Наряду с пониманием и мгновенным «усеканием» проблем, существовали ещё сообразительность, смётка в делах и практическая смекалка. Не говоря уже, о чисто житейских, практичности и ловкости. Существовала разница и между профессиональными знаниями и практически навыками. Так как, я часто наблюдал, что даже толковый специалист, не может устроить свою жизнь. Да и вообще, люди с деньгами и дипломами были сплошь несчастливы. Знания часто порождали, как бы, самогипноз – человек, напичканный формулами, уже не мог уразуметь, часто, простых вещей, если они отличались от того, чему его учили…
В самом интеллекте, как способности мгновенно схватывать суть, я различал две части – одна требовала лишь логики и здравого смысла, зато вторая, была, как-то, связана с элементами предвидения, и была сродни какому-то, не очень понятному и трудно определяемому мною, неясному чувству…

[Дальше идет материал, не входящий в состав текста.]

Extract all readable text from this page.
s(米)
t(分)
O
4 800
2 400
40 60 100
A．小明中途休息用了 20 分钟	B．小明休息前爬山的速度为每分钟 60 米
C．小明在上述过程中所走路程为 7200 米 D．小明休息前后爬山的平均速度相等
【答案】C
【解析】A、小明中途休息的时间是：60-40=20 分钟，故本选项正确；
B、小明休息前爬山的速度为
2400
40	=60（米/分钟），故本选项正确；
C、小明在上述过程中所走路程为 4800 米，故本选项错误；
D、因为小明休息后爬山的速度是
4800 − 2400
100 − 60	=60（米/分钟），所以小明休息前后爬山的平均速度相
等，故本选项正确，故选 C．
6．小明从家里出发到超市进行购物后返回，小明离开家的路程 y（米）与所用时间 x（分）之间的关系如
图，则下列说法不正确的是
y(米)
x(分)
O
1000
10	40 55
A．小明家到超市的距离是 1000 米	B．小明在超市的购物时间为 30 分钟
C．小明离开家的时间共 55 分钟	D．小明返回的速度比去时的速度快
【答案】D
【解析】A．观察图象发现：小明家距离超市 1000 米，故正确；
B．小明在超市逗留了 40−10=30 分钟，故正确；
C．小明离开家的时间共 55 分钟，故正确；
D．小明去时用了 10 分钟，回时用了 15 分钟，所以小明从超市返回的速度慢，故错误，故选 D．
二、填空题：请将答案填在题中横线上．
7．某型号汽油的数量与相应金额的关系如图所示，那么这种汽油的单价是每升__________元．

Причём, если первая никак не зависела от поступков человека, являясь скорее, технической стороной его мозга – как математические, музыкальные и шахматные таланты, способность к наукам и технике, то вторая была прямо связана с чистотой его слов и дел. Её человек утрачивал сразу, как только начинал лгать или делать подлости. Но и она, как и первая, тоже как-то зависела и от тренировок…
Например, я знал, что по «атмосфере» в комнате, можно довольно точно определить, что в ней происходило, а по переплёту книг – догадаться и вложено ль, в них, что. Некоторые события предупреждали о себе почти незаметными знаками, а счастливому стечению обстоятельств, предшествовали мелкие потери…
Мир казался сложным и первым серьёзным шагом в нём и должно было стать моё образование. Надо было выбирать такое, которое, хоть как-то, развивало бы…
Одновременно, с развитием способностей, я хотел перенять ещё и опыт моих незаурядных – это я уже тогда, отчётливо, понимал – родителей, представлявших пару, стойко переносившую все подарки и злоключения своей неровной судьбы.